Really instead of getting into the argument on specific lenses I would look at it this way. First you don't even mention what kind of photography interests you at all other than the whale watching, so what do you think you would like to shoot?

So coming from that base I would recommend a wide angle zoom that runs from around 20mm to 80 nm (yeah it could be down to 15 and up to 100) with as fast glass that you can afford to rent. If your going to rent glass might as well rent the best that you can get-just remember as the F stop goes down on these zooms the weight goes up if a 2.8 is a lot heavier than a 4.0 or variable F that changes over the zoom range.

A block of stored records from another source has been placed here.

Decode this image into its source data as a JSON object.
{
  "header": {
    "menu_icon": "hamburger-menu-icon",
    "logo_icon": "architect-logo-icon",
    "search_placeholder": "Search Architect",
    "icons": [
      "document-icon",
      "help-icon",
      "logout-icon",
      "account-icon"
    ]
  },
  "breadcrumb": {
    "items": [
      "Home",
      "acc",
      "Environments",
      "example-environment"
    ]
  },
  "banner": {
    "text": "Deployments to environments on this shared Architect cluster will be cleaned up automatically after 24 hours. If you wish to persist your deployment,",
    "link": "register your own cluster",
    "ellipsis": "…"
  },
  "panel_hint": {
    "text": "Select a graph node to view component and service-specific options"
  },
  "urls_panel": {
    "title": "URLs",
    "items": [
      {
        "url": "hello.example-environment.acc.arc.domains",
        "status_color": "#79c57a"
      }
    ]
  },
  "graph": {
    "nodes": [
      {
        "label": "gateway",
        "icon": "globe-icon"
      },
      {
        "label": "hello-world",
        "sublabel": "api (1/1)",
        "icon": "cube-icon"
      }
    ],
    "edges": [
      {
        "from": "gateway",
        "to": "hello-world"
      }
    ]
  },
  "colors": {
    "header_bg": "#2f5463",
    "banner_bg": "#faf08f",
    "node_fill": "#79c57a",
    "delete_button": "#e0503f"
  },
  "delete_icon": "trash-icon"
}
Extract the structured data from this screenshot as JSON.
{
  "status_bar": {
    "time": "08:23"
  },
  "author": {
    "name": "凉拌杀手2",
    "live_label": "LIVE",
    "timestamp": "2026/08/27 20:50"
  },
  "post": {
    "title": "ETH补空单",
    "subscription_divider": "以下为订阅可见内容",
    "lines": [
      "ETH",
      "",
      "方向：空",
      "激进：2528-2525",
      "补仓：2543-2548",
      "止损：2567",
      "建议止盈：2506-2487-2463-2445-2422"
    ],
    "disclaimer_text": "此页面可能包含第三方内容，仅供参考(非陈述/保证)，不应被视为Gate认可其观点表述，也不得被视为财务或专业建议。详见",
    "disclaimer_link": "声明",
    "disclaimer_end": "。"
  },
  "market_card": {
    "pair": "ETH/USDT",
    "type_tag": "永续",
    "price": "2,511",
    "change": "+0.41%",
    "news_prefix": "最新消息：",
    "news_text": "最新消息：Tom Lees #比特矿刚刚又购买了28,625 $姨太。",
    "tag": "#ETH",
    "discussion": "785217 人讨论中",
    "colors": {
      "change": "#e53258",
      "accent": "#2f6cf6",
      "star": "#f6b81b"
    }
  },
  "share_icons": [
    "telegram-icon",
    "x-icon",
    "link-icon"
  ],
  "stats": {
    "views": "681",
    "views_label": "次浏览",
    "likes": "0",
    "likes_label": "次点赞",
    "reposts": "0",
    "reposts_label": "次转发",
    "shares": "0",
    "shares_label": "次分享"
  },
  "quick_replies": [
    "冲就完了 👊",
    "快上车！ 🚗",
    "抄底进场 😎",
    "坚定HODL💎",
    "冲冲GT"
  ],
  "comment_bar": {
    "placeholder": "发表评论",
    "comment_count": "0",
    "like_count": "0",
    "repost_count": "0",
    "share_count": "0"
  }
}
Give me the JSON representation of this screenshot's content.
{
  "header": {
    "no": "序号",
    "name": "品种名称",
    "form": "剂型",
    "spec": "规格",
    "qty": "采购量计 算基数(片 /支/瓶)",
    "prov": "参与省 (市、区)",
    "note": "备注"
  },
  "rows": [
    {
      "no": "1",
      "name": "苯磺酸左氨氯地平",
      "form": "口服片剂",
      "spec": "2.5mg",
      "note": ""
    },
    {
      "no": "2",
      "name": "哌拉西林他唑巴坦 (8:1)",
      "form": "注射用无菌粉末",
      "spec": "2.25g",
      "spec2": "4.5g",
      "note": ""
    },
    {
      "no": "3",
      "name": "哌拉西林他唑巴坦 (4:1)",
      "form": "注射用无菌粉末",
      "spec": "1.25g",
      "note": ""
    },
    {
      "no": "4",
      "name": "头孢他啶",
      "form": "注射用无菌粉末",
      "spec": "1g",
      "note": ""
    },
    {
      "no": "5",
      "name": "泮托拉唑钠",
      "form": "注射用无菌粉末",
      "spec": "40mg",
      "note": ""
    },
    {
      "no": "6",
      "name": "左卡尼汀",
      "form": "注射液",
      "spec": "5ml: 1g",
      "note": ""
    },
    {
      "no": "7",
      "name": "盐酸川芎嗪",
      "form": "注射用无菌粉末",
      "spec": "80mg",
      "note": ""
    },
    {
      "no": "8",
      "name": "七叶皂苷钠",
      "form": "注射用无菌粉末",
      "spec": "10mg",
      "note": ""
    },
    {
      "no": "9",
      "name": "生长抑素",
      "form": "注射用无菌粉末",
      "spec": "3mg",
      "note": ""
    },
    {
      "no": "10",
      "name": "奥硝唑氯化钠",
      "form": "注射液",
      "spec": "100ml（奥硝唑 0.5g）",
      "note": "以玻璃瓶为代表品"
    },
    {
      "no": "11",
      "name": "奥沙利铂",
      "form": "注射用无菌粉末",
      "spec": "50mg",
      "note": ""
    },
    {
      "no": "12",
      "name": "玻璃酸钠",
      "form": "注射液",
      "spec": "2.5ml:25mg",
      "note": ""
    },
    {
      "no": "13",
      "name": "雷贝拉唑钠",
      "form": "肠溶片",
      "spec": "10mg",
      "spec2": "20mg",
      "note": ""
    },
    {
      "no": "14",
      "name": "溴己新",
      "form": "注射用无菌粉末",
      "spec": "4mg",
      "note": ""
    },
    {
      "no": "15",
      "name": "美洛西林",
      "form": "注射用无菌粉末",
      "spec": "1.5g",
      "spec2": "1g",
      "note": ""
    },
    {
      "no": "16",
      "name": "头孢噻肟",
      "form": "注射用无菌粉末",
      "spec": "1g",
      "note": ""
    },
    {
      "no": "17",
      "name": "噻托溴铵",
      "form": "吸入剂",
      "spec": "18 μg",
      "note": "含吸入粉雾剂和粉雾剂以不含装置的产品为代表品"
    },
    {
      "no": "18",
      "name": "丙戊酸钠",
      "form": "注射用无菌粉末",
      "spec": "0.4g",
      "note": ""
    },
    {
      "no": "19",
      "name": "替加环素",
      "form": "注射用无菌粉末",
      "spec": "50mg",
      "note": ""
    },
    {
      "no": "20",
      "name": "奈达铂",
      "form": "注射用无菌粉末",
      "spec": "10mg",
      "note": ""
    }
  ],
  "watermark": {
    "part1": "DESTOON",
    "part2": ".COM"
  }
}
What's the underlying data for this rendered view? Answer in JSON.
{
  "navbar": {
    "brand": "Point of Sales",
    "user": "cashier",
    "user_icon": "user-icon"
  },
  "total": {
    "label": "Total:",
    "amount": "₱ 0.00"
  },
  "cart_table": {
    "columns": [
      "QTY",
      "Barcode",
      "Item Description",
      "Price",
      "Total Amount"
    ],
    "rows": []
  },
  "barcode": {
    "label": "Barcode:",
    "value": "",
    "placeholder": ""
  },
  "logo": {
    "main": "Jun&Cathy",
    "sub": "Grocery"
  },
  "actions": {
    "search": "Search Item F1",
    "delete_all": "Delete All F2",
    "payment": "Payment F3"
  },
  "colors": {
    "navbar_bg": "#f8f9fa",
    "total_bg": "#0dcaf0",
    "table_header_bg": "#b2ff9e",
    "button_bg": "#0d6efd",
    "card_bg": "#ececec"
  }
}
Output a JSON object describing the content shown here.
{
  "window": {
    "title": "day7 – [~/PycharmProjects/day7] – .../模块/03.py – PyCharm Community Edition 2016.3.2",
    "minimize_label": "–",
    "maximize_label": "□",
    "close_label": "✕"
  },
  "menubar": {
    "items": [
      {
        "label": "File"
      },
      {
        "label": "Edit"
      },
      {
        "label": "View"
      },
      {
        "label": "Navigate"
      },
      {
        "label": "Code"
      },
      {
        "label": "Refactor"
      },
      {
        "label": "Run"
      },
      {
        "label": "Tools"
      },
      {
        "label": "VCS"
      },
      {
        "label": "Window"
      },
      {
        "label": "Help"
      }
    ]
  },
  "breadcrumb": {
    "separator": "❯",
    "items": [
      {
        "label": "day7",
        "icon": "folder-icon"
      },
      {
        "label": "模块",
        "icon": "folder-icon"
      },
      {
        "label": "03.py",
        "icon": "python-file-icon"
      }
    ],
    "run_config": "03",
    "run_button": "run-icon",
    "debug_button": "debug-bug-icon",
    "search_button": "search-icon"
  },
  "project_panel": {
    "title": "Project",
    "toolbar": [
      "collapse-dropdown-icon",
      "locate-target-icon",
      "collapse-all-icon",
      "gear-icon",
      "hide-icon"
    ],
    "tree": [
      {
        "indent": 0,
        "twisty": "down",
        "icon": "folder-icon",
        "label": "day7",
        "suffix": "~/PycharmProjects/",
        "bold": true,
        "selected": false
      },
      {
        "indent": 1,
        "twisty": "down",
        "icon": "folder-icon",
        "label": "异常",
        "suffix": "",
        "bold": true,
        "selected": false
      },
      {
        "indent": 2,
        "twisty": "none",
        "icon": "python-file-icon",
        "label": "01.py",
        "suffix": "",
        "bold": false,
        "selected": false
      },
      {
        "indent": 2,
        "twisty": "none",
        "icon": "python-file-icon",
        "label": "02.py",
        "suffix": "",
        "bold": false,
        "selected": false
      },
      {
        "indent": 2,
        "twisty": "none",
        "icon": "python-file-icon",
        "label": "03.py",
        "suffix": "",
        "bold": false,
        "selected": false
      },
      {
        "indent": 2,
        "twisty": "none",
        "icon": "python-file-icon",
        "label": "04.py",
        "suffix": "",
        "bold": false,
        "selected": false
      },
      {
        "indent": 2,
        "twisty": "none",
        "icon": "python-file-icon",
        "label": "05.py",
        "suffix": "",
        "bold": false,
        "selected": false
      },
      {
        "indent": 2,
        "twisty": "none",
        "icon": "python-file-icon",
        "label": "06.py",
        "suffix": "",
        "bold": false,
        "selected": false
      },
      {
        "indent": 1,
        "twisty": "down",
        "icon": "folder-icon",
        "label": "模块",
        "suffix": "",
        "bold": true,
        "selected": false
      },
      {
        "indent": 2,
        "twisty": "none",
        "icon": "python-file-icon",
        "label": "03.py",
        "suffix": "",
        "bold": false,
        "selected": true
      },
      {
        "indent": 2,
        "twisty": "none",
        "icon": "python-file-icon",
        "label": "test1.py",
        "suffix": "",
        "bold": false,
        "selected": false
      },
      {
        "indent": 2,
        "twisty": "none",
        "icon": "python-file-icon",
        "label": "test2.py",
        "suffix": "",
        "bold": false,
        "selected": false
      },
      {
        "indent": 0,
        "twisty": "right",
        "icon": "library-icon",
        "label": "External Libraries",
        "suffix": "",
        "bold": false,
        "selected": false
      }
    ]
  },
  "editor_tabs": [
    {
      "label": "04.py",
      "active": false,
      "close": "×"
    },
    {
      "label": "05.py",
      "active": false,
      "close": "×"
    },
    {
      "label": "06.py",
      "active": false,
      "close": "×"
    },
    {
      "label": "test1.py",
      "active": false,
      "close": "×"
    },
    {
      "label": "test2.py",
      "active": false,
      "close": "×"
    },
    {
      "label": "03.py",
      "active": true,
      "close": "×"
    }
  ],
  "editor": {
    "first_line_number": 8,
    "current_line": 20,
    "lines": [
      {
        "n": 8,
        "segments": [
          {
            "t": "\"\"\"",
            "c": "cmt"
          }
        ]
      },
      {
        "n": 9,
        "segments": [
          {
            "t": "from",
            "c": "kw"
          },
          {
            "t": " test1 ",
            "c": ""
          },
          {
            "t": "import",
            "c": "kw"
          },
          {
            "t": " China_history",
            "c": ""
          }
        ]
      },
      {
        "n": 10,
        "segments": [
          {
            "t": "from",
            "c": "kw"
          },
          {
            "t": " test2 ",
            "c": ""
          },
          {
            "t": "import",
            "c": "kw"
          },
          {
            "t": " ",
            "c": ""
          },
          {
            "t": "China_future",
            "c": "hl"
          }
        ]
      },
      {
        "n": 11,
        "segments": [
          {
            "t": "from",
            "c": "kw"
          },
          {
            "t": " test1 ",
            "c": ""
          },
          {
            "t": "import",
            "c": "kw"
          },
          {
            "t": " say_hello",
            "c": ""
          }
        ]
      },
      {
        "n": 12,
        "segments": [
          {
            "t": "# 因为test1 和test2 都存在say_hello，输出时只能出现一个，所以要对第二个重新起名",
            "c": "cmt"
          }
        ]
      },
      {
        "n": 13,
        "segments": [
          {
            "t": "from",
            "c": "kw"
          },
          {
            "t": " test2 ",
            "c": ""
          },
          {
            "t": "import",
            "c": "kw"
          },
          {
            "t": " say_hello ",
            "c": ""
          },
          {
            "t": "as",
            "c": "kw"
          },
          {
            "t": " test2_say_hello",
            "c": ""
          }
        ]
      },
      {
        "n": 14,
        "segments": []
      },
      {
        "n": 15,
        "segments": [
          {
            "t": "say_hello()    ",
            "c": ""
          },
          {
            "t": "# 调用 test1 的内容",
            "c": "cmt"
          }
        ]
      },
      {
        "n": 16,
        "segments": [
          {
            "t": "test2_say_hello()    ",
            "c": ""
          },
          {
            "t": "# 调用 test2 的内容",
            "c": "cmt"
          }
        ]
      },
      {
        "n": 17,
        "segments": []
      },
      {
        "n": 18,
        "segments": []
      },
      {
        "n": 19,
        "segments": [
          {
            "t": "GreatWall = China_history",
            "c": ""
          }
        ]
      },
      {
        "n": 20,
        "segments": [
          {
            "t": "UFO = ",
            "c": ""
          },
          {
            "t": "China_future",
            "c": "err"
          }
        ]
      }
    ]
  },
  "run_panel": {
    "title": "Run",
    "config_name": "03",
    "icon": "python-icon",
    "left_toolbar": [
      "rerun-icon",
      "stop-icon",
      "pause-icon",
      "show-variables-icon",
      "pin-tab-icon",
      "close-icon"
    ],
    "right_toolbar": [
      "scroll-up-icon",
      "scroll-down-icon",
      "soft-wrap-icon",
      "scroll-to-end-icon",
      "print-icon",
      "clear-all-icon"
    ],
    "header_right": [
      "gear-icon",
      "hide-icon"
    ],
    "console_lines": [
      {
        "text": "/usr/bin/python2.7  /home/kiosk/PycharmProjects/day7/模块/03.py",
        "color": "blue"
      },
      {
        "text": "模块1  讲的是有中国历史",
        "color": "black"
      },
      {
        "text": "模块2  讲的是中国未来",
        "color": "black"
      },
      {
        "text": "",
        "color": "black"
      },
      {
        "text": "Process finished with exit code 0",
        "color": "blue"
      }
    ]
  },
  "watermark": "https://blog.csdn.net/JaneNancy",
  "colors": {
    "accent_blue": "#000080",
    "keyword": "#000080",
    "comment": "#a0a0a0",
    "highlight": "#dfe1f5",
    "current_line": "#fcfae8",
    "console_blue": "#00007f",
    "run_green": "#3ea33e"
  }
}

Then I would get a telezoom in the 100-300 range or even 400 and then a 2x or at least a 1.4 tele convertor. Now in the case of the large zoom the faster lenses are a lot heavier than the slower ones but well worth it since that 2.8 becomes a 5.6 with that 2x tele while a 4.0 jumps to 8.0 which helps with DOF but may force you to push your ISO so high to get the shutter speed that you need to catch that whale coming out of the water that you create a lot of noise in the pics even though you will be hopefully in full daylight without an overcast sky which can really knock the light levels down. Since you won't be hauling around the big lens too much I would go with the fastest glass that you can afford to rent but be sure to get their insurance policy in case it goes into the drink. Also be sure to take along or buy a monopod to use with it.